Dataloader adds additional unwanted dimension between __getitem__ and enumerate(dataloader)

Hello everybody,
I have a dataloader, with a __getitem__ function, that reads as follows:

    def __getitem__(self, index):
        
        # pre-processing annotation
        with torch.no_grad():

            annotation = torch.zeros((self.image_size[0], self.image_size[1]))
            points = np.loadtxt(os.path.join(self.annotation_root, self.annotations[index]), delimiter=",")
            image = Image.open(os.path.join(self.image_root, self.images[index]))
            img_size = image.size

            # converting relative coordinates to absolute ones

            if len(points.shape) < 2: 
                points = np.expand_dims(points, axis = 0)
            points = points[:,0:2]
            points[:,0] = np.rint(points[:,0]*img_size[0])
            points[:,1] = np.rint(points[:,1]*img_size[1])


            annotation[points[:,0], points[:,1]] = 1.0
            count = points.shape[0]

            # annotation is padded by receptive field size by default
            annotation = annotation.view((1,1,*annotation.size()))
            sum_annotation = F.conv2d(input = annotation,
                                      weight = self.weights,
                                      stride = self.stride,
                                      padding = self.patch_size)

        print("sum_annotation.size(): {}".format(sum_annotation.size()))

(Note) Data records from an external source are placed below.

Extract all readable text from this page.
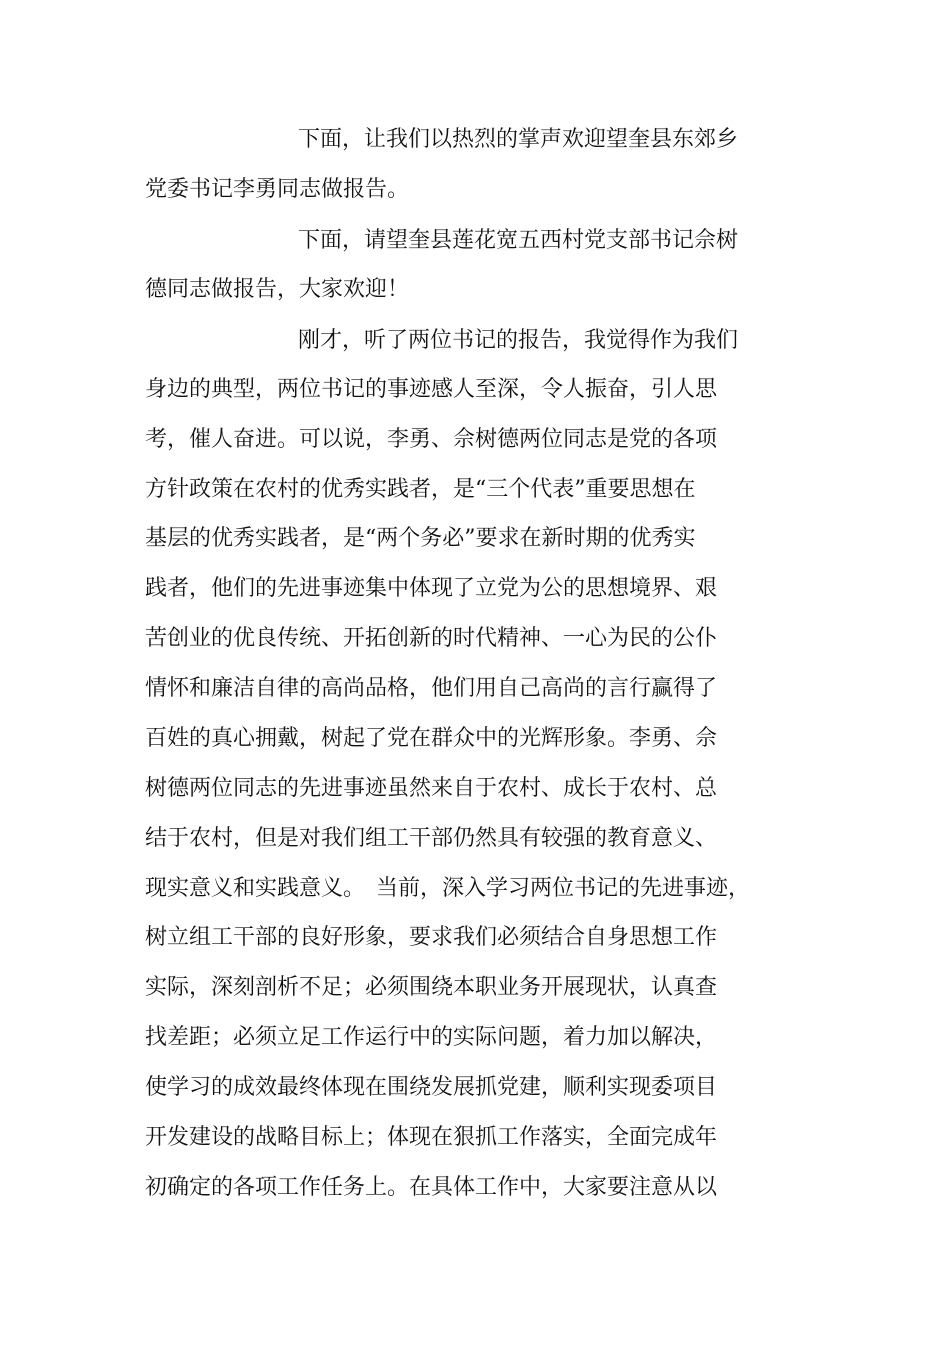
下面，让我们以热烈的掌声欢迎望奎县东郊乡
党委书记李勇同志做报告。
下面，请望奎县莲花宽五西村党支部书记佘树
德同志做报告，大家欢迎！
刚才，听了两位书记的报告，我觉得作为我们
身边的典型，两位书记的事迹感人至深，令人振奋，引人思
考，催人奋进。可以说，李勇、佘树德两位同志是党的各项
方针政策在农村的优秀实践者，是“三个代表”重要思想在
基层的优秀实践者，是“两个务必”要求在新时期的优秀实
践者，他们的先进事迹集中体现了立党为公的思想境界、艰
苦创业的优良传统、开拓创新的时代精神、一心为民的公仆
情怀和廉洁自律的高尚品格，他们用自己高尚的言行赢得了
百姓的真心拥戴，树起了党在群众中的光辉形象。李勇、佘
树德两位同志的先进事迹虽然来自于农村、成长于农村、总
结于农村，但是对我们组工干部仍然具有较强的教育意义、
现实意义和实践意义。　当前，深入学习两位书记的先进事迹，
树立组工干部的良好形象，要求我们必须结合自身思想工作
实际，深刻剖析不足；必须围绕本职业务开展现状，认真查
找差距；必须立足工作运行中的实际问题，着力加以解决，
使学习的成效最终体现在围绕发展抓党建，顺利实现委项目
开发建设的战略目标上；体现在狠抓工作落实，全面完成年
初确定的各项工作任务上。在具体工作中，大家要注意从以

        return self.make_tensor(image), sum_annotation, count

nothing special about it, just some pre-processing for my annotations. Here, the print returns sum_annotation.size(): torch.Size([1, 1, 921, 1041]). However, doing

    for epoch in range(args.epochs):
        loss = 0
        for idx, elt in enumerate(train_dataloader):
            input, target, _ = elt
            print("target.size(): {}".format(target.size()))

gets me a strange print output: target.size(): torch.Size([1, 1, 1, 921, 1041]). Somewhere, an unwanted dimension gets added. I could do something ugly using tensor.view to fix this, but I would like to know if anybody has ever encountered this issue before.
Any help would be much appreciated :slight_smile:

The DataLoader will add the batch dimension to the sample in dim0. Based on your description it seems that you are using batch_size=1 which is why the additional dimension with a size of 1 is added.
I don’t know what the other dimension represent, but if you are manually already trying to add a batch dimension, just remove it and let the DataLoader handle it.

of course, that’s obvious now ! thanks, I had a brainfart … I needed the batch dimension for a pre-processing step involving F.conv2d, but I forgot to remove it before returning this tensor.